A society that is subjected to the glare of sociology comes to be regarded, for the sake of understanding, as an example of an abstract system of relations and forces, rather than as an instance of the affairs of actually existing persons. In its scheme, men as persons no longer exist; there are only men as perfected type-individuals. Outside the dreams of sociologists, bureaucrats and other miscreants, such a society does not exist — as Margaret Thatcher notoriously and rightly indicated — but the great threat of its approximation looms whenever sociology finds its way into the minds of the powerful, wherewith — no longer merely descriptive but prescriptive — it tends to make a society in its image.
.....It is of great importance, therefore, to note the turn of thinking that has come with the monstrous presumption that society — that is to say, all those persons and associations conceptualised as a unity under the jurisdiction of the powerful — is something that can be run, not guided, not ruled, but run as if it were a machine-system; and yet, as it happens, it can be run, but only to the degree of the dissolution of the persons that are its actual constituents.
The age of great men is going; the epoch of the ant-hill, of life in multiplicity, is beginning.
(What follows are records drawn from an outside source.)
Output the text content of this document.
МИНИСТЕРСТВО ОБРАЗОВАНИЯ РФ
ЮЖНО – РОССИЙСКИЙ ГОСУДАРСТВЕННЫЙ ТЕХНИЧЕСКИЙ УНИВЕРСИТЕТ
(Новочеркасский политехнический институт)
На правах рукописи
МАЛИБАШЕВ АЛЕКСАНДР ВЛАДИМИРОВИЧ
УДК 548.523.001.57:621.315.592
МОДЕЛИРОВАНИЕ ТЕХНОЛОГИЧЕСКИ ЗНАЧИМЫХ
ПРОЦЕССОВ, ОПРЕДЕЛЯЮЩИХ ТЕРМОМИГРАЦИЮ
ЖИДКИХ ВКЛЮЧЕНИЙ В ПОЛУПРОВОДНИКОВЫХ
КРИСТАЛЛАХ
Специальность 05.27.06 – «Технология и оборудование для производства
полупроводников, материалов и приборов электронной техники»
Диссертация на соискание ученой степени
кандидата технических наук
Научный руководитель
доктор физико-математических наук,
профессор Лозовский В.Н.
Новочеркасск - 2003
The century of individualism, if abstract equality triumphs, runs a great risk of seeing no more true individuals. . . . [S]ociety will become everything and man nothing. 
It is atomised individuals — stripped of character and personhood, place and belonging, and therein made equal to one another — who make the most perfect mass-men. Yet, imbued with a set of causes and crusades, and with a political moralism that strives for universality, they can become whole again — but not whole persons.
 Henri-Frédéric Amiel, 6th September 1851, Amiel’s Journal, tr. M.A. Ward (London: Dodo Press, 2006), p.52.